August 23, 2016 - 8:00 PM
REVELSTOKE, B.C. - Residents of a Rocky Mountain community are being chastised after nine black bears were killed in a single week for raiding garbage cans and becoming too accustomed to humans.
The Conservation Officers Service in British Columbia euthanized the problem animals in and around Revelstoke last week, where one animal was brazen enough to approach the downtown.
Gordon Hitchcock, a 28-year-veteran with the conservation service, said it's very unusual for so many bears to be killed in such a short time period. But he insisted the deaths are unnecessary.
"It's avoidable. That's the key message," Hitchcock said Tuesday. "It's pretty much around managing food attractants."
Once they're conditioned to eating garbage, bears become indifferent to people and can no longer simply be transported further into the wild, he said.
In the North Okanagan zone, conservation officers have put down 15 bears since April, bears that also had grown habituated to eating garbage and other food left out by people.
The animals in the Revelstoke case were all solitary black bears, and the challenge of problem animals isn't restricted to the Rocky Mountains.
"It's an issue that's across most British Columbia, particularly places like Revelstoke that have a natural wildlife corridor," Hitchcock said. Residents in the community of about 7,000 people need "more of a heightened realization that they're in a wildlife corridor, particularly for bears."

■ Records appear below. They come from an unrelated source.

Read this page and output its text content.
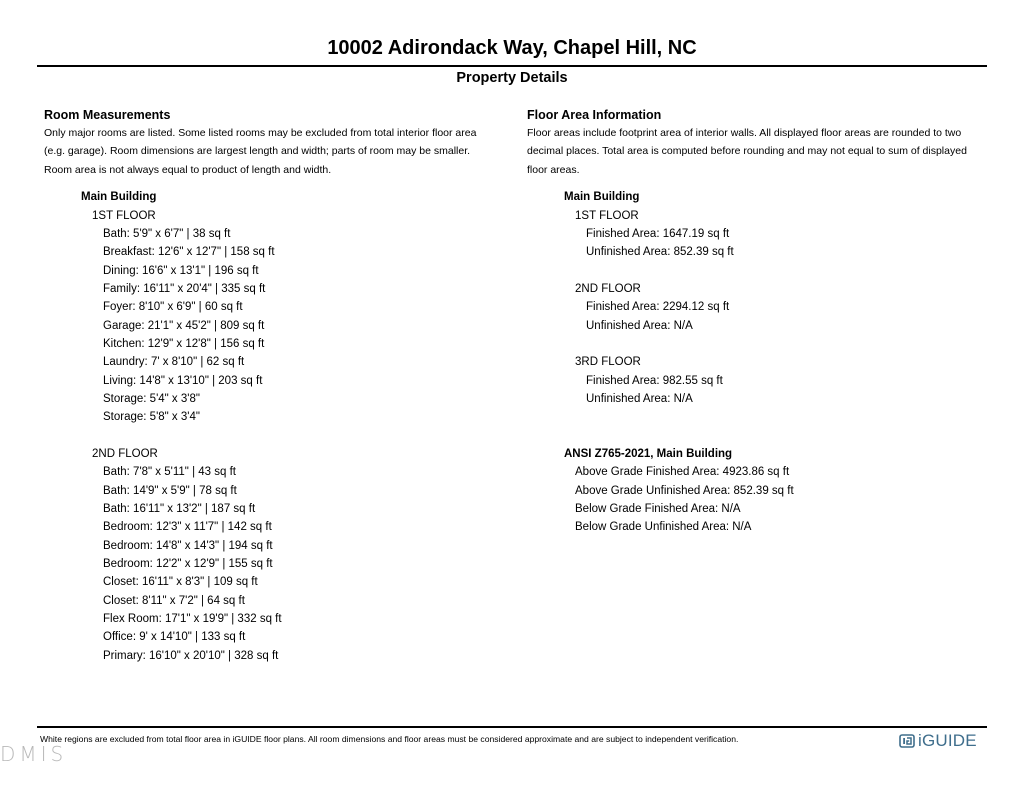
10002 Adirondack Way, Chapel Hill, NC
Property Details
Room Measurements
Only major rooms are listed. Some listed rooms may be excluded from total interior floor area
(e.g. garage). Room dimensions are largest length and width; parts of room may be smaller.
Room area is not always equal to product of length and width.
Main Building
1ST FLOOR
Bath: 5'9" x 6'7" | 38 sq ft
Breakfast: 12'6" x 12'7" | 158 sq ft
Dining: 16'6" x 13'1" | 196 sq ft
Family: 16'11" x 20'4" | 335 sq ft
Foyer: 8'10" x 6'9" | 60 sq ft
Garage: 21'1" x 45'2" | 809 sq ft
Kitchen: 12'9" x 12'8" | 156 sq ft
Laundry: 7' x 8'10" | 62 sq ft
Living: 14'8" x 13'10" | 203 sq ft
Storage: 5'4" x 3'8"
Storage: 5'8" x 3'4"
2ND FLOOR
Bath: 7'8" x 5'11" | 43 sq ft
Bath: 14'9" x 5'9" | 78 sq ft
Bath: 16'11" x 13'2" | 187 sq ft
Bedroom: 12'3" x 11'7" | 142 sq ft
Bedroom: 14'8" x 14'3" | 194 sq ft
Bedroom: 12'2" x 12'9" | 155 sq ft
Closet: 16'11" x 8'3" | 109 sq ft
Closet: 8'11" x 7'2" | 64 sq ft
Flex Room: 17'1" x 19'9" | 332 sq ft
Office: 9' x 14'10" | 133 sq ft
Primary: 16'10" x 20'10" | 328 sq ft
Floor Area Information
Floor areas include footprint area of interior walls. All displayed floor areas are rounded to two
decimal places. Total area is computed before rounding and may not equal to sum of displayed
floor areas.
Main Building
1ST FLOOR
Finished Area: 1647.19 sq ft
Unfinished Area: 852.39 sq ft
2ND FLOOR
Finished Area: 2294.12 sq ft
Unfinished Area: N/A
3RD FLOOR
Finished Area: 982.55 sq ft
Unfinished Area: N/A
ANSI Z765-2021, Main Building
Above Grade Finished Area: 4923.86 sq ft
Above Grade Unfinished Area: 852.39 sq ft
Below Grade Finished Area: N/A
Below Grade Unfinished Area: N/A
White regions are excluded from total floor area in iGUIDE floor plans. All room dimensions and floor areas must be considered approximate and are subject to independent verification.	iGUIDE
DMIS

Bears have a built-in fear of humans, but their strong instinct to feed can sometimes override that fear and weaken that natural suspicion, said Hitchcock.
Public education and bylaw enforcement are the two main tools used by the Conservation Officers Service to minimize the threats posed by problem animals.
Hitchcock said he hopes the media attention last week's killings have garnered will make people more aware of the need to secure bear attractants, such as garbage and fallen fruit.
He also commended the work of groups like Bear Aware and WildSafeBC for their efforts in raising awareness around how to interact safely with wildlife.
"The bottom line is keeping communities safe and bears wild," Hitchcock said.